第13話エマ、魔女の秘密を知る
「あれ…なんで痛くないんだろう?」
やってくる痛みに備えていた私はいぶかしく思った。顔の前で交差させた両腕の間から、そっと目を開けてみる。
足元に、顔がおかしな形に歪んだ黒服の男と、まさにその歪んだ箇所に右手の拳を埋めているアイザックの姿があった。
びっくりした。あまりに驚いて声が出なかった。
「無事か」
アイザックが言った。私はただ、うなずく。
少し経ってから手に震えがきた。左手を自分の右手で抑え込もうとするが、まるで自分の手ではないように、動きを止められない。
アイザックは汚れていない方の手で私の手を包み込んだ。大きくて、温かい。
私はちょっとだけ落ち着きを取り戻した。
改めて、黒服の男を見た。おそらく顎が砕けており、歯の間から泡の混じった血を吐いている。
「何か縛るものを」
ぼんやりとしている私の頭上から声がして、私はハッとした。
「ええと、タオルなら」
私とアイザックは、タオルを細く裂いて即席のロープを作った。黒服の男の両手、両足を、縛る。ついでに口にタオルをかませて出血を止める。もっとも、顎は砕けているのでタオルはあまり用をなしていなかった。どんどん血が滲む。

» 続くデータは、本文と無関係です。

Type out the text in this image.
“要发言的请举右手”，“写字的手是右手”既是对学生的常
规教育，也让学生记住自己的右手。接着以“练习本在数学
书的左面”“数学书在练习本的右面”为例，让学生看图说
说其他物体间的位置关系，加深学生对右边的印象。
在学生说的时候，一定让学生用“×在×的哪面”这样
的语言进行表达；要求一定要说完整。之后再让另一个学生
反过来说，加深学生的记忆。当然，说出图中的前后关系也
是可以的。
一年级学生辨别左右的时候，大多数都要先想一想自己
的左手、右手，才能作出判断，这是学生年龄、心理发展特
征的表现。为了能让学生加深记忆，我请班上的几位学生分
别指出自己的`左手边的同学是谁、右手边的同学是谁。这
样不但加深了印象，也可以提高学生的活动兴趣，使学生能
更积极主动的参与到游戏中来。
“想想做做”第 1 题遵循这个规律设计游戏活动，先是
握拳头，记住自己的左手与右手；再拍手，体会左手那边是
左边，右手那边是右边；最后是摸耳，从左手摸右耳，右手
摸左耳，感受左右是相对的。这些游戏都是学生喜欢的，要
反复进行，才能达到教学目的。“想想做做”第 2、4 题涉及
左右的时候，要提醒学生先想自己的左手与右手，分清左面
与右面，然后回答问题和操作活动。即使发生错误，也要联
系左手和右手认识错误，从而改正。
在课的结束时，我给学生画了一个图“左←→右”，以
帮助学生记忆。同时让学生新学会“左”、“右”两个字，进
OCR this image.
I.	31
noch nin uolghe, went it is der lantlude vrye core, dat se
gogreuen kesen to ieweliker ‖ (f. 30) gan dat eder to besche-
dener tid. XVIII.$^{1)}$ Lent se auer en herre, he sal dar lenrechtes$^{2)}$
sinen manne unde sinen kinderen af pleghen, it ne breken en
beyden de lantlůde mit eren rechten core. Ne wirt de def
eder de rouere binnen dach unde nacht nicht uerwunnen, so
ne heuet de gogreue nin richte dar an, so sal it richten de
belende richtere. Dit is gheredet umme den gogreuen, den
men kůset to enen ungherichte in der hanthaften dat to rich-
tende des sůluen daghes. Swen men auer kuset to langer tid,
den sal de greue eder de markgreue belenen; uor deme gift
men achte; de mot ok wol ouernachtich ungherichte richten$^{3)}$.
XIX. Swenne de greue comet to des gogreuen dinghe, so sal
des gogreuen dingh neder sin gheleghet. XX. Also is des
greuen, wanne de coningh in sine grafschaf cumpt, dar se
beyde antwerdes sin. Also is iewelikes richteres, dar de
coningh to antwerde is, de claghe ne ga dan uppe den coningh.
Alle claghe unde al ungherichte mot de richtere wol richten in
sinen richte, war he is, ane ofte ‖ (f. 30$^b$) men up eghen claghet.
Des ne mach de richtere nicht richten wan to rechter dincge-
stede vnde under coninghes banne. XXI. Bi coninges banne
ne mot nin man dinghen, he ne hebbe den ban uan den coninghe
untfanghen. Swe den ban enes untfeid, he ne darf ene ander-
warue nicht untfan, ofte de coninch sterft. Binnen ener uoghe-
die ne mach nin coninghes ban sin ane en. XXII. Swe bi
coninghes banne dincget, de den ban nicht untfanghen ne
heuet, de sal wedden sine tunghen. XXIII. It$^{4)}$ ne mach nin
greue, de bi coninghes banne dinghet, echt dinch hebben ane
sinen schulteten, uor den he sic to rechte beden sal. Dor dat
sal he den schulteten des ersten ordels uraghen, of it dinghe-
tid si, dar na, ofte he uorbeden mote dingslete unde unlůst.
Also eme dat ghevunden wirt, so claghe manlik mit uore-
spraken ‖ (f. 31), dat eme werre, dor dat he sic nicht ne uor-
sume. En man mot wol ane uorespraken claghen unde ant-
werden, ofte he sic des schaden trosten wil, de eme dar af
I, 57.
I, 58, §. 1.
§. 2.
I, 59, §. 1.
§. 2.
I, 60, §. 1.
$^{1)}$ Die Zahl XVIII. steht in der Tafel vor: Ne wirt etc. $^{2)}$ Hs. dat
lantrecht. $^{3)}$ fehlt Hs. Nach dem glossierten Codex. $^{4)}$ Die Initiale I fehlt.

今は気を失っているけれど、意識を取り戻したら相当痛いだろうな。
アイザックは軽々と、黒服の男を持ち上げると歩き出した。私はその後をナイフ抱えて追いかけた。ヴォルフは静かに、尻尾を左右に揺らしながら、いつものように私の後をついてきた。
*
「なるほどね〜」
ルーカスは言った。声はいつもの調子だが、顔は決して笑っていない。ルーカスは居間に洗面器を持ち込み、黒服の男の右頬を水で洗い流している。
砕けた顎の骨と肉が、露わになる。私はしっかりとそれを見る。どんな状況でも、どんな状態の怪我でも、私は見て、その対応方法を学び取りたいと思う。
ルーカスは、透明な瓶を片手に取った。中には白い粉が入っている。ルーカスはその白い粉を、黒服の男の傷口に振りかけた。
アイザックはその様子を腕を組んで、黙って見ていた。
「彼の狙いはおそらくこれでしょうね」
瓶を見つめて、ルーカスは言った。
「それって何なんですか?」
「うーん、本当は秘密にしておきたかったけど。知らない方がいいこともあるのよ?」
「でも、もう巻き込まれてます」
「そうね、エマには知る権利があるわね」
ルーカスはそう言うと、ちらりとアイザックを見た。アイザックはうなずいた。
「これはね、戦場では負傷した兵士から夢のように痛みを取り除いてくれる、救世主」
ルーカスの目つきが、厳しくなった。ルーカスのまつ毛が、下まぶたに影を作る。なんだかすごく嫌な感じがした。
「これは、モルヒネとも呼ばれているわね。私はこの材料になる花を、コウモリの森で栽培しているの」
私は目を閉じて、息を吸った。何をどう考えていいか、まったく分からなくなった。